4. **Not your turn** — action attempted by the wrong player → “It is not your turn.”
When detected, environment returns `set_invalid_move(player_id, reason)`.
---
## 8. Terminal Conditions and Scoring
**Check each turn**:
1. After placement, verify if that player occupies any of the 8 winning lines:
- Rows: (1,2,3)*(each same row)
- Columns: (1,2,3)*(each same column)
- Diagonals: `(1,1)-(2,2)-(3,3)` and `(1,3)-(2,2)-(3,1)`
2. If true → `is_terminal = True`, `winner = current_player`.
3. If `turn_count == 9` and no winner → `is_terminal = True`, `winner = "draw"`.
**Scoring convention**:
- Win → +1 score for winner, 0 for loser.
- Draw → 0.5 each.
**Tie-break**:
- None required beyond draw detection.
---
## 9. Player Prompt Specification
When `_generate_player_prompt` runs, it assembles a structured text like below:
**Prompt Outline:**
- Identity blurb:
“You are a mystic architect competing on the Crystal Grid. Align three of your charged crystals before your opponent does.”
- Display current board in a human-readable format with coordinates.
- List allowed actions summary:
```
Allowed Action: [Place: row,col]
where row and col are integers in {1,2,3}.
```
- Explain win conditions and turn rules.
- Example response instructions, including final boxed action.
**Example snippets shown in prompt:**
```
Example valid response:
I will charge the central node for structural balance.
\boxed{{[Place: 2,2]}}
```
If an invalid attempt occurs:
```
Invalid example (do not use):
\boxed{{[Play: 2,2]}} <-- token must be [Place: ...]
```
**Response format reminder**:
“At the end of your message, put your final answer within \boxed{{}} using one allowed action.”
---
## 10. API Mapping Plan
**reset()**
- Clears grid and logs, initializes player identifiers and seed.

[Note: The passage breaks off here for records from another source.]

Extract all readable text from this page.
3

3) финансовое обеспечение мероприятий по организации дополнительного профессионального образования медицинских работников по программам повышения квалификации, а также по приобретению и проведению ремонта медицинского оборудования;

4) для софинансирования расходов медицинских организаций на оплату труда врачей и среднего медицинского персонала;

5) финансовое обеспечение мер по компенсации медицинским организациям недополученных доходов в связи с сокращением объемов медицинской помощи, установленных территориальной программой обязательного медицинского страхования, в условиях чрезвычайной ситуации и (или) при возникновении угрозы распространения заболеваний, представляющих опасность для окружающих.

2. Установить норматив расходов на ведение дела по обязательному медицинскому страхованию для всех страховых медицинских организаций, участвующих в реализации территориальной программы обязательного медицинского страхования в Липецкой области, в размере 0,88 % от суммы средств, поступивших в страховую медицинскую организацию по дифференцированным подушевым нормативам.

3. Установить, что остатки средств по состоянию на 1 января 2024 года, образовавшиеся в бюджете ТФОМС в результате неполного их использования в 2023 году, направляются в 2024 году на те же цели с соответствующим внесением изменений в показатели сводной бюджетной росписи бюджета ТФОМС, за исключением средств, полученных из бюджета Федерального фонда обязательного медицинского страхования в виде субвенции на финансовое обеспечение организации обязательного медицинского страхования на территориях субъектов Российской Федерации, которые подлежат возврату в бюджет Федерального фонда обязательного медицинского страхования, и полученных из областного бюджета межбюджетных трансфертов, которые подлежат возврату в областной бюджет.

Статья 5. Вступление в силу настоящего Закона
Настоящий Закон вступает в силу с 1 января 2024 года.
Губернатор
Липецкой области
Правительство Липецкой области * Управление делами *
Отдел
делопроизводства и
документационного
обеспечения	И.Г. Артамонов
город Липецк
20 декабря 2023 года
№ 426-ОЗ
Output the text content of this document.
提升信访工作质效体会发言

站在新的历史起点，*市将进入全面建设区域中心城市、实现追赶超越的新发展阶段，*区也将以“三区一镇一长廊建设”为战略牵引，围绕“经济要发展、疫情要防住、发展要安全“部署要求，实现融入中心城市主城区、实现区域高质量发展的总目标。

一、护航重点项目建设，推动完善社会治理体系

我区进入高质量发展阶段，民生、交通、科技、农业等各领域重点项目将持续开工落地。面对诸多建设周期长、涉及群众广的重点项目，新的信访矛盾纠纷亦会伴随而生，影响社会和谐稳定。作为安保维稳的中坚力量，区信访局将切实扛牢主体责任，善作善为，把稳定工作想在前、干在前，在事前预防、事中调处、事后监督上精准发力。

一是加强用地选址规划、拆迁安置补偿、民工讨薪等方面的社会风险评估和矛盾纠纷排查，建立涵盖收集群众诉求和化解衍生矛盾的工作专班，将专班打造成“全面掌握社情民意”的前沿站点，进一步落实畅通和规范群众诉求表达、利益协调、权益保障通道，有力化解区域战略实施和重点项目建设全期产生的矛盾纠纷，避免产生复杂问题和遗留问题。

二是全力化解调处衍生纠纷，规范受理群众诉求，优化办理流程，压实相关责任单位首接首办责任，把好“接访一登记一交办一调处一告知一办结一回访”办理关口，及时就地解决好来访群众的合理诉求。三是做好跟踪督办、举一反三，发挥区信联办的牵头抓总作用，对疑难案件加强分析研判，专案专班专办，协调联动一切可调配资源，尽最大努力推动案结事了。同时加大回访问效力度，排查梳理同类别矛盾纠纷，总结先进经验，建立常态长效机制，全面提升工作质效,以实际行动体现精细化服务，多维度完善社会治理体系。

- Returns initial `game_state`, first `observations`, and references to legal actions.
- No winner or score yet.
**step(player_action)**
- Extracts action via `_extract_answer_content()`.
- Validates syntax and legality.
- If valid: updates grid, increments turn count, checks for winner/draw.
- Updates `observations` to include transcript of both players actions.
- Returns updated `game_state`, new observation for next player, and completion flag.
**_generate_player_prompt(player_id)**
- Constructs full textual prompt described above with player perspective.
- Reads `game_state`: grid, turn count, player symbols, etc.
- Inserts few-shot examples of valid/invalid moves.
- Ends with explicit directive to produce `\boxed{{[Place: <row>,<col>]}}`.
---
## 11. Copy-Check Against the Example
All entities, vocabulary, and schema in “**Crystal Grid**” are fully original:
- Theme: mystical crystal alignment, not trading, negotiation, or pricing.
- Roles: Solar and Lunar Architects, not merchants or diplomats.
- Objective: spatial pattern alignment, not bargaining success.
- Keys (`grid`, `available_cells`, `seed`, `history`, etc.) are unique to this design.
- Actions: `[Place: row,col]` tokens, entirely distinct from any negotiation-style `[Offer]` or `[Accept]`.
This confirms full conceptual independence from the previous example while preserving structure needed for deterministic, turn-based API implementation.